Tim Field pointed me at more information on how cloud anchors workI’m not sure if I just I missed this page, or if it wasn’t there when I first looked. , which fills in some gaps but still leaves questions. The page confirms that they are uploading relatively dense visual mapping data and converting it to a common data format:
When you host an anchor, ARCore sends relevant visual mapping data from a user’s environment to Google servers.
Once this data is uploaded, it is processed into a sparse point map, similar to an ARCore point cloud.
And the page also answers some of my questions about what data about the space is sent back to clients resolving the anchors (none), and that the raw data is only kept for a short amount of time.
In a section on “Data Storage and access limitations”, we see:
- Raw visual mapping data uploaded to the cloud when hosting an anchor is discarded after seven days.
- Anchors are resolved on the server side against the stored sparse point map.
- The sparse point map can be used for cloud anchor resolution requests for one day after it is generated.
- Previously uploaded mapping data is never sent to a user’s device.
- It is not possible to determine a user’s geographic location or to reconstruct any images or the user’s physical environment from the sparse point map.
- Visual feature descriptions from a request to resolve an anchor are never stored.
On the surface, this looks promising, but the devil is in the details, and with companies like Google (who make their living aggregating and processing data), it’s not clear that these guarantees are really as rosy as they might appear. Tim raised some concerns in a few tweets
Reading #ARCore Cloud Anchor docs, Google not candid about use of data:— Tim Field (@nobbis) May 10, 2018
"Raw data deleted after 7 days"
... how about aggregate derived data?
"Impossible to reconstruct images from sparse point map"

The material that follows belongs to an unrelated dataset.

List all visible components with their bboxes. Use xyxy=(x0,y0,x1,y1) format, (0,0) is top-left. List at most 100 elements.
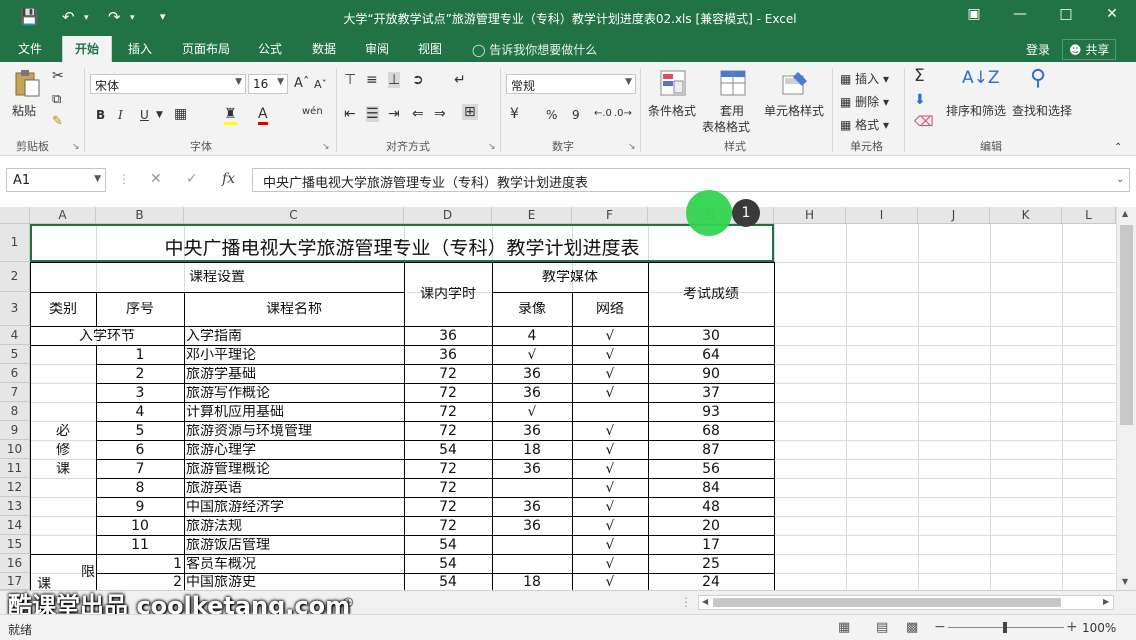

... isn't 50KB feature vector -> RGB image easy problem for deep learning?
If Google meant these as privacy guarantees, they would most certainly be presented that way; as a company, Google is quite aware of privacy (as their GDPR-related emails over the past week show). Beyond that, there is a more fundamental question here: the limitations expressed above are not presented as guarantees, but limitations developers should be aware of. And, that means they could change at any time.
Accepting the way data is used in the current implementation as anything more may come back to bite developers at any time in the future: once there is enough critical mass around this service (assuming it gets adopted), there’s no reason Google couldn’t change how the data is used.
So, before I’m willing to use this service, I’d like to see Google make some more explicite guarantees about how the data will be used, not just now but in the future. They could easily do this. Will they?